"A new report from the Wall Street Journal, a historically reliable source on matters of iPhone, suggests iPhone 8 might ditch its Lightning port for a USB Type-C port. If it does, things could get way, way better for anyone who ever has to charge anything. Imagine: one cord to rule them all.
A few years back, when Apple phased out the trusty 30-pin dock connector of its early iPods and iPhones, it did so because the new Lightning port had a lot of advantages over both its predecessor and the competition. Lightning is small and reversible, something you can't say about 30-pin or microUSB cables. The problem is, it's proprietary. Outside the Apple universe, USB Type-C has risen up in the years since to match Lightning in form and beat it in ubiquity. USB Type-C is the ascending standard, and its only spreading.
It's even spreading to Apple devices, as a matter of fact. Type-C first showed up on 2015's 12-inch MacBook, where it served not only as a data port, much like the normal USB ports you find on any laptop, but also as the charging port, replacing Apple's proprietary (and terrific) MagSafe adapters. The most recent MacBook Pro continued this trend, essentially killing magSafe for good.
The fact that Apple has embraced Type-C on MacBooks but continued to use Lighting cables on iPhones has manifested in some real awkwardness. For example, the headphones that come with the iPhone 7 (which have a Lightning connection because the 7 did away with the headphone jack) don't plug into a new MacBook Pro. Plus, today's iPhone users carry around a Lightning cable that's good for charging their phone, but nothing else, whereas a Type-C cable is a multi tasker.
If iPhones were to adopt Type-C, the move would usher in an unprecedented uniform charging standard in the world of phones. And Type-C isn't just a charging standard—it's ridiculously capable. It can transmit video, which could let it replace HDMI and other specialised video cables. It can transmit audio too. There is virtually nothing this cable can't do if you let it.
If the iPhone 8 has a Type-C port, then it's quite possible you could use the very same cord to charge a Windows laptop, a Macbook, an Android phone, an iPhone, connect an external monitor to your laptop, or connect your computer to a TV. What's more, it's a tipping point that could drag other stragglers along. Being able to charge the same way an iPhone does is a huge incentive for smaller companies to ditch their proprietary charges for the open standard.
We may not have to wait long to find out.
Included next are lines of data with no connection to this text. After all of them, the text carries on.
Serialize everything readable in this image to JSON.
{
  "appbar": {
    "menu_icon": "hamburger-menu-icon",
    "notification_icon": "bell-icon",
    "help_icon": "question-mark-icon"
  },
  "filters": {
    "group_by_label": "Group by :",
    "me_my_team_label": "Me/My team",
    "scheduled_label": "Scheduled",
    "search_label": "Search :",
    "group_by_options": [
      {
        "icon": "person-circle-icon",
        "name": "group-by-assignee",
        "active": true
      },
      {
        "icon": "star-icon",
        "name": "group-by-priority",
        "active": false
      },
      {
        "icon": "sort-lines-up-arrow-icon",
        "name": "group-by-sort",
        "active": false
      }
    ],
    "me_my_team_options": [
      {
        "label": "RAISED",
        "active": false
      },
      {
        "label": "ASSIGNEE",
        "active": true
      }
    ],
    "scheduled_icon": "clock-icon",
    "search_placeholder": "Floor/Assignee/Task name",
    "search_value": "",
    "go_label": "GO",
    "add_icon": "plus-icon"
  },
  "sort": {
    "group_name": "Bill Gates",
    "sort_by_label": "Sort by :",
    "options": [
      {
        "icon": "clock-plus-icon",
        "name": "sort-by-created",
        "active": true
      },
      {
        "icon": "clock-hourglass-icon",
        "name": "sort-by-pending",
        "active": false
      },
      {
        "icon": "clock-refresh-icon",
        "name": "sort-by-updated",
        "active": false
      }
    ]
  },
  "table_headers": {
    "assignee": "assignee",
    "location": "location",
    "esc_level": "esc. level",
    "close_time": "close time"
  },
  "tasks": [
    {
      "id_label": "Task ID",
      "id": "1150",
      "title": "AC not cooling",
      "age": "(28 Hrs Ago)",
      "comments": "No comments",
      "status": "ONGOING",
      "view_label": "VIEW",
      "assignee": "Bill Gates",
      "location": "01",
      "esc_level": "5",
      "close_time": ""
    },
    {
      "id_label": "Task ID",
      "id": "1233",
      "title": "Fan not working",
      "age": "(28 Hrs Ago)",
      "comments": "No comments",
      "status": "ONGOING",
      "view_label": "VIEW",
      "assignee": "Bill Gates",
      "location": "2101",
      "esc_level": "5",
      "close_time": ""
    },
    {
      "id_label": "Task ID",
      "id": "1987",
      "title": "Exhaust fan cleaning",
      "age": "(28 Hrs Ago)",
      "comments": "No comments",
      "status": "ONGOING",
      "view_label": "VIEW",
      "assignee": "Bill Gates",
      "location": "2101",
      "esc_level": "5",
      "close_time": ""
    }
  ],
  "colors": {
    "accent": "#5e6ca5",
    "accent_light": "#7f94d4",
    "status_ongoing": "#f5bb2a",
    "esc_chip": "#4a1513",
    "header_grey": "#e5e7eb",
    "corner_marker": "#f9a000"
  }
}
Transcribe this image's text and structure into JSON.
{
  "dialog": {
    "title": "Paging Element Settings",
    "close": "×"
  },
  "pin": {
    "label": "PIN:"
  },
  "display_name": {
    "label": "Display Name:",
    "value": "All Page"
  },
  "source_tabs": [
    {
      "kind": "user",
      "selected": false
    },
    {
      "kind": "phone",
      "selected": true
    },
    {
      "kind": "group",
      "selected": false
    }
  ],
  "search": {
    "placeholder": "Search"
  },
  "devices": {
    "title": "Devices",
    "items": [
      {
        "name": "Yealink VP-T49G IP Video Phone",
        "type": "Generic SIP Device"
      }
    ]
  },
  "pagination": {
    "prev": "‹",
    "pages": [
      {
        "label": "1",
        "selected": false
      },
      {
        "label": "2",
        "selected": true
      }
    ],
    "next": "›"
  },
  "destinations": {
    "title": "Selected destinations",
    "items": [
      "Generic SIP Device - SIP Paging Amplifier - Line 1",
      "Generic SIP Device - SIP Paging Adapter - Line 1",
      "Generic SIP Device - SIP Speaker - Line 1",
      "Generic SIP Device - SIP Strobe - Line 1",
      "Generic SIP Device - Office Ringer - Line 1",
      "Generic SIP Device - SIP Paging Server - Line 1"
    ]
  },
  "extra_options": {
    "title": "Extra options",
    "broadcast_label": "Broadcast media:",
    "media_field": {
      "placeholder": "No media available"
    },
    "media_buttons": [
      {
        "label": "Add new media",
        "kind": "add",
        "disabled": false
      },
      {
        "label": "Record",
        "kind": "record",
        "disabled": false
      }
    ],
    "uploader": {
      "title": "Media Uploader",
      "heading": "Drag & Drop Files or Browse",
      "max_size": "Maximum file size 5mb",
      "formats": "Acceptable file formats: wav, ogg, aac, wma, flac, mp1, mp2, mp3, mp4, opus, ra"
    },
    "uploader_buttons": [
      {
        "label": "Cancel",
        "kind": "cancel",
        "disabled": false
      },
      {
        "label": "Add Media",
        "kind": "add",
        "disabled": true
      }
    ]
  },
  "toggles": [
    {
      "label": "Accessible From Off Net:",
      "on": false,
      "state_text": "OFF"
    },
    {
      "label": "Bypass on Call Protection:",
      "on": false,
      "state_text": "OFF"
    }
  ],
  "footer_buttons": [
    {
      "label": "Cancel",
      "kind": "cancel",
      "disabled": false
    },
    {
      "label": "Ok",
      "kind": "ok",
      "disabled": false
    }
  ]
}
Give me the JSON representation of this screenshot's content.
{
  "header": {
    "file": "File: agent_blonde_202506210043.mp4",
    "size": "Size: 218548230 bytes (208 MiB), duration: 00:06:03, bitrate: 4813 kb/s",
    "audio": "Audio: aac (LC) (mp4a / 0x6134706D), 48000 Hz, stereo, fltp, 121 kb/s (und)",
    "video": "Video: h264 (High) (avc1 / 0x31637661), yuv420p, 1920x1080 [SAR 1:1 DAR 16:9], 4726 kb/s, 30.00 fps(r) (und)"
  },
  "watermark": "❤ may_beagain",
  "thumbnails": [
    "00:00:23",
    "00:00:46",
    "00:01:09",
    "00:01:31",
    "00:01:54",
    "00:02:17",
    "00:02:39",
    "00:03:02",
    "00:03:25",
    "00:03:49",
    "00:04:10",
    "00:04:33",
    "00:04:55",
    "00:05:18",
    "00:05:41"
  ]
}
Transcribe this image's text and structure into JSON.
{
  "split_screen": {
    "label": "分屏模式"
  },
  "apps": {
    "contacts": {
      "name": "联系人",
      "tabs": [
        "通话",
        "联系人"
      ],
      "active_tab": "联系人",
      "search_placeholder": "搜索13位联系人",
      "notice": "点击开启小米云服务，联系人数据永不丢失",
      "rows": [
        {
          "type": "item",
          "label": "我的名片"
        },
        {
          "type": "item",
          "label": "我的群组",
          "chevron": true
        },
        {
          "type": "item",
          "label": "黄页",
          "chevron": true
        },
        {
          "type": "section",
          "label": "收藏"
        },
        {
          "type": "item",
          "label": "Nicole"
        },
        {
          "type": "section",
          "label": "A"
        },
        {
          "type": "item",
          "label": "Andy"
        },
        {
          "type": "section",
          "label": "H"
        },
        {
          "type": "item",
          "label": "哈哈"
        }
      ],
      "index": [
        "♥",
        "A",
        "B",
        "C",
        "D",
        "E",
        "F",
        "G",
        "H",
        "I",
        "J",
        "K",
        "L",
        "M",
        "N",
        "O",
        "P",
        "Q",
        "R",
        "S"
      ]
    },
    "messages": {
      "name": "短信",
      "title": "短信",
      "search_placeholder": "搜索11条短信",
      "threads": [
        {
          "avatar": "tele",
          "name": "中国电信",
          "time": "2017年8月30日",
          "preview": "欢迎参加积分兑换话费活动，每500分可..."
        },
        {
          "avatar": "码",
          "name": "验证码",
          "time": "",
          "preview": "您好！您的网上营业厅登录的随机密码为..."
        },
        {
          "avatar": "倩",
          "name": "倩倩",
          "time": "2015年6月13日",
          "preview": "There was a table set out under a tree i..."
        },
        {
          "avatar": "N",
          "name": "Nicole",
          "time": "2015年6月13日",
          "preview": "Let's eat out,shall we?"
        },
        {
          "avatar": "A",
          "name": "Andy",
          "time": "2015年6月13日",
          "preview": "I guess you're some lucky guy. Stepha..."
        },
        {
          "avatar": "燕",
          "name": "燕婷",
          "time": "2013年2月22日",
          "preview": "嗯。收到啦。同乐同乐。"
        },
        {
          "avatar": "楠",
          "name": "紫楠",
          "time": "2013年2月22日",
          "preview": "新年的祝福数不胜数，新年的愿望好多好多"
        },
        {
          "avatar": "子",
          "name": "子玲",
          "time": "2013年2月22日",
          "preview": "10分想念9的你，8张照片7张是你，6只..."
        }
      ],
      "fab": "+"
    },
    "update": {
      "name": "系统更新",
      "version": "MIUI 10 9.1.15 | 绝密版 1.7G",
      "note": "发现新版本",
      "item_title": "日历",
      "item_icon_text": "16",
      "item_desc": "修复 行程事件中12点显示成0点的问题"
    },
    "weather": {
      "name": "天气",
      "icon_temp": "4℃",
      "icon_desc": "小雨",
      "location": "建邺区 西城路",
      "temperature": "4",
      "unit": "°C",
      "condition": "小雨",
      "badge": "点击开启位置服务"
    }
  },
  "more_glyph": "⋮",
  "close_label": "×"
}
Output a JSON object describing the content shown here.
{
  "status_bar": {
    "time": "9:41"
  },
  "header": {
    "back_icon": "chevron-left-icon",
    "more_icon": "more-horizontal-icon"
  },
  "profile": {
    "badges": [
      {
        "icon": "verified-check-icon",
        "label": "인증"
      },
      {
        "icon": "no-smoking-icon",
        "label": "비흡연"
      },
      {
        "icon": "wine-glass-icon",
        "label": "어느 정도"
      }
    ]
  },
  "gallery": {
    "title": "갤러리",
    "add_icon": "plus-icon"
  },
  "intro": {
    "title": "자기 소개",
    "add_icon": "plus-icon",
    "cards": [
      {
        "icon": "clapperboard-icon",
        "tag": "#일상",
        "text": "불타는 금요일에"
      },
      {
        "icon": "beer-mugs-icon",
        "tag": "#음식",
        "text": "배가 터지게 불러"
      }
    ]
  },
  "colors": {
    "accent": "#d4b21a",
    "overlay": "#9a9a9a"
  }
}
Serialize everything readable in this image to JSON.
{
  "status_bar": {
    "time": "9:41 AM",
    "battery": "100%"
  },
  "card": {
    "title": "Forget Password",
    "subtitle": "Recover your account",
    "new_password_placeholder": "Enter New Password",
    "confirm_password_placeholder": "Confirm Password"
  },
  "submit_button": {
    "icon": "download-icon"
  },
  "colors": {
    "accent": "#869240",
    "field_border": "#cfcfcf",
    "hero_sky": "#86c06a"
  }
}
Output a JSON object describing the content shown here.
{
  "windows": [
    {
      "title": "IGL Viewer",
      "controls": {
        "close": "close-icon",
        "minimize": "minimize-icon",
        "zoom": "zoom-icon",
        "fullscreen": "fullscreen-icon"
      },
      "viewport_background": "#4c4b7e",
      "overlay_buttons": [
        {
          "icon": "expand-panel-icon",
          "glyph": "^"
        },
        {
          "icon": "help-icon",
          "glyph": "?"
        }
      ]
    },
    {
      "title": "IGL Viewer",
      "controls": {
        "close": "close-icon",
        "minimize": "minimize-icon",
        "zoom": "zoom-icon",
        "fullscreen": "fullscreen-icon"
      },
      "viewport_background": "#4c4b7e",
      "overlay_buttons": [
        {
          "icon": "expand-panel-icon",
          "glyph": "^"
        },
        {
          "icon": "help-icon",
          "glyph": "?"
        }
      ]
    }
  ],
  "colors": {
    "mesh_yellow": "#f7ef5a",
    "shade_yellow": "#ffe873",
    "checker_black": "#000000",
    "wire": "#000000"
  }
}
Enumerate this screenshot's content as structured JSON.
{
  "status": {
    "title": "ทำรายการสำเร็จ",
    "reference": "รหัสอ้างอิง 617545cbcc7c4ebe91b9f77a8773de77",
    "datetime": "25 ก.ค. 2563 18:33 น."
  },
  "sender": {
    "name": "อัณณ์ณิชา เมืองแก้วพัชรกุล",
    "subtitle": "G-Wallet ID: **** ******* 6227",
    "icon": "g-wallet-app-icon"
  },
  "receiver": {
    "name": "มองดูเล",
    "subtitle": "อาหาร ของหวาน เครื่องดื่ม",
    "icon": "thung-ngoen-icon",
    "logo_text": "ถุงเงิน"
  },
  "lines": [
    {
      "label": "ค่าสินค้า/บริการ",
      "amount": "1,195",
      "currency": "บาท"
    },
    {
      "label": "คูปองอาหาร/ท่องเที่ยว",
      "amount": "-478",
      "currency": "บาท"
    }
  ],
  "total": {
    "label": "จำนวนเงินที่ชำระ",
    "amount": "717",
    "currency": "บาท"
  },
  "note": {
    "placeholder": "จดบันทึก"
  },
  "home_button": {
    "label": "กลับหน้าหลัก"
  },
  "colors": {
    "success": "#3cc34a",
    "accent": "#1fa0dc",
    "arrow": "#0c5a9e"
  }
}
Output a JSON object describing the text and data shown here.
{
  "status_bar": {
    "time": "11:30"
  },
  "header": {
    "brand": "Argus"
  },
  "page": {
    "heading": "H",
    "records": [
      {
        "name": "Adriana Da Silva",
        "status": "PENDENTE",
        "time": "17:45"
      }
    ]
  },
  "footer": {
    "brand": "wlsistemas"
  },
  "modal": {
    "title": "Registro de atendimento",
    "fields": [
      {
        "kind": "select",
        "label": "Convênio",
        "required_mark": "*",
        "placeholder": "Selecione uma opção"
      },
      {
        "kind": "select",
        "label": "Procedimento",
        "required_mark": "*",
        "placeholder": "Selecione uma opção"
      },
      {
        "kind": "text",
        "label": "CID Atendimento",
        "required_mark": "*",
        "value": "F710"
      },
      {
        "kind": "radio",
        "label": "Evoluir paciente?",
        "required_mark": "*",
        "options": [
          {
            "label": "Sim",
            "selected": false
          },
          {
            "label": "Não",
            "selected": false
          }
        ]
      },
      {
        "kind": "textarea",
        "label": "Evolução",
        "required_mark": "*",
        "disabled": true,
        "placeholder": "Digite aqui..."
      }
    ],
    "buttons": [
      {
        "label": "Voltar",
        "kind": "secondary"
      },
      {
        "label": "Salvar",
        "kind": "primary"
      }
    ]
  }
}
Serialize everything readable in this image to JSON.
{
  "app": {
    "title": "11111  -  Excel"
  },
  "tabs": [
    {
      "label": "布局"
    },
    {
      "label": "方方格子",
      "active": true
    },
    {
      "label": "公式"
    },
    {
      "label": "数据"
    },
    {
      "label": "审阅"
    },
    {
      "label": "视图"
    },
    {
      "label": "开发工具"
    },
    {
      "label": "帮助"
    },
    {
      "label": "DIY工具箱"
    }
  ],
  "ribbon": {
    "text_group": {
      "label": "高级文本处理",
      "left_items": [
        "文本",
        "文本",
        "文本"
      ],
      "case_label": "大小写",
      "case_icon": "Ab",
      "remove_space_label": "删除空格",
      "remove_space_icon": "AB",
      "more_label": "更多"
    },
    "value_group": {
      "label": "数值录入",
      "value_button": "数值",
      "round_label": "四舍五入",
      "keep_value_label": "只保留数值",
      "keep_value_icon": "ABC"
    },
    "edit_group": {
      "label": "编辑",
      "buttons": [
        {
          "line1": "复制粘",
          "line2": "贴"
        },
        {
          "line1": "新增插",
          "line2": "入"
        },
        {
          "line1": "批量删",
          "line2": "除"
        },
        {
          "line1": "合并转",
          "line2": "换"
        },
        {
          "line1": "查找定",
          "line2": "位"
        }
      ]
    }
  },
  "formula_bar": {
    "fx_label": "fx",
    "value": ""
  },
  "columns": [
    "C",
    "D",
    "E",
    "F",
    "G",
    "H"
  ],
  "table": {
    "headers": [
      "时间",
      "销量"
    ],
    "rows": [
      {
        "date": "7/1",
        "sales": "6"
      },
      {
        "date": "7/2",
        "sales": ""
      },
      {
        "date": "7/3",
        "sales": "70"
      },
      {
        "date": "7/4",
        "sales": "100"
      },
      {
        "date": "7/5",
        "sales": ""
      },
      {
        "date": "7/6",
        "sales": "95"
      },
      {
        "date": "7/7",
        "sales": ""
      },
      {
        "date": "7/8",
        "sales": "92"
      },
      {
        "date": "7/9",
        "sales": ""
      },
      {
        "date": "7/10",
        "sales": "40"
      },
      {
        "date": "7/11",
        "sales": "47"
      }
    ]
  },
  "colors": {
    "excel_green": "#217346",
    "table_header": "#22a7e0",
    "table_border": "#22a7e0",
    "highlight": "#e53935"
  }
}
The original iPhone was released on June 29, 2007, which means the 10th anniversary is mere months away. The tech world presumes the iPhone 8 will arrive around this time to mark the occasion. If the rumours are true, it will have flashy features like a curved OLED screen made my Samsung—and retail for up to $1,000.
But keep your eye on that port. That's where the magic just might happen."